Ken Njiru, who leads the Uunguana Initiative, told
us that having worked on the “hardware” of the Constitution, we must now
focus on its neglected “software”, as laid out in the sections on
leadership and integrity and on national values.
Mr Njiru is convinced that following the first
phase of the country’s development – led by nationalists – and the
second – led by civil society and faith-based leaders – this third stage
is in the hands of business. For ultimately, he said, it is only
businesses that can transform nations, being the creators of wealth and
jobs and the promoters of corporate and hence national values.

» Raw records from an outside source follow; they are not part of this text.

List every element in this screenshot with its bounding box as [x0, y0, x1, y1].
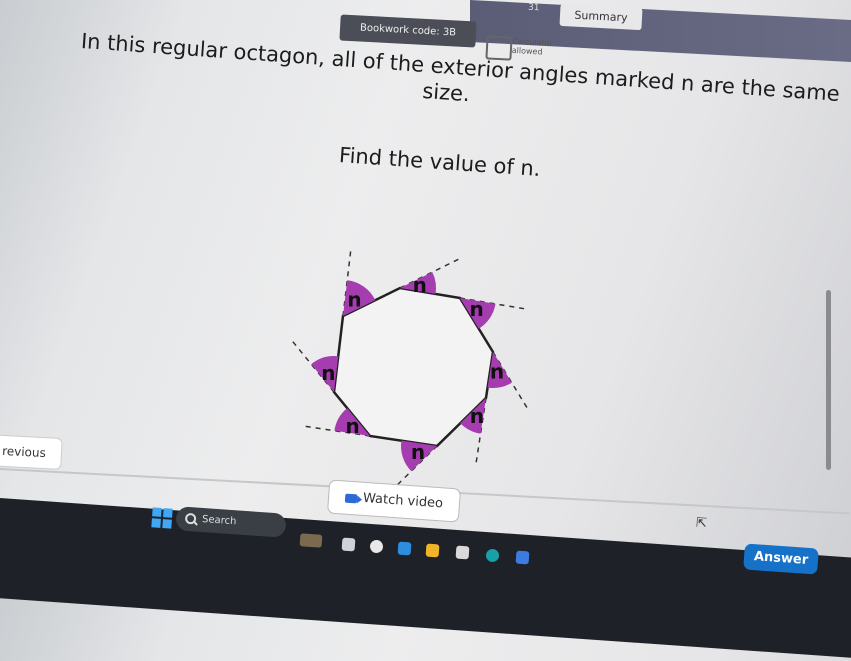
video-camera-icon — [344, 493, 358, 503]
angle-label-n: n — [470, 404, 484, 428]
angle-label-n: n — [490, 360, 504, 384]
mouse-cursor-icon: ⇱ — [695, 515, 708, 532]
angle-label-n: n — [469, 297, 483, 321]
windows-start-icon[interactable] — [151, 507, 173, 529]
angle-label-n: n — [413, 273, 427, 297]
scrollbar[interactable] — [826, 290, 831, 470]
search-label: Search — [201, 513, 237, 528]
app-icon[interactable] — [455, 545, 470, 560]
file-explorer-icon[interactable] — [425, 543, 440, 558]
watch-video-label: Watch video — [362, 490, 444, 512]
angle-label-n: n — [321, 361, 335, 385]
angle-label-n: n — [411, 440, 425, 464]
weather-widget-icon[interactable] — [299, 533, 323, 548]
search-icon — [184, 512, 197, 525]
previous-button[interactable]: revious — [0, 434, 63, 470]
answer-button[interactable]: Answer — [743, 543, 819, 575]
app-icon[interactable] — [515, 550, 530, 565]
task-view-icon[interactable] — [341, 537, 356, 552]
angle-label-n: n — [345, 414, 359, 438]
angle-label-n: n — [347, 288, 361, 312]
app-icon[interactable] — [397, 541, 412, 556]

At one table sat a collection of current and former
student leaders, among whom several had been active in promoting peace
around the time of the 2013 election.
Tom Mboya, now a practising doctor, remembered that
in 2007 the young people were “mouthpieces for hire” who carried out
the acts of terror but that by 2013, they had become a force for peace.
During that time, he said, the student leaders developed friendships
with one another, became accountable to one another, and “proved the
power of small groups”.
I contributed too, introducing myself as a “peace
addict”. I went back to my involvement in the 2004 private sector
political mediation that tried to get the political leaders to relaunch
the power-sharing MoU between Mwai Kibaki and Raila Odinga.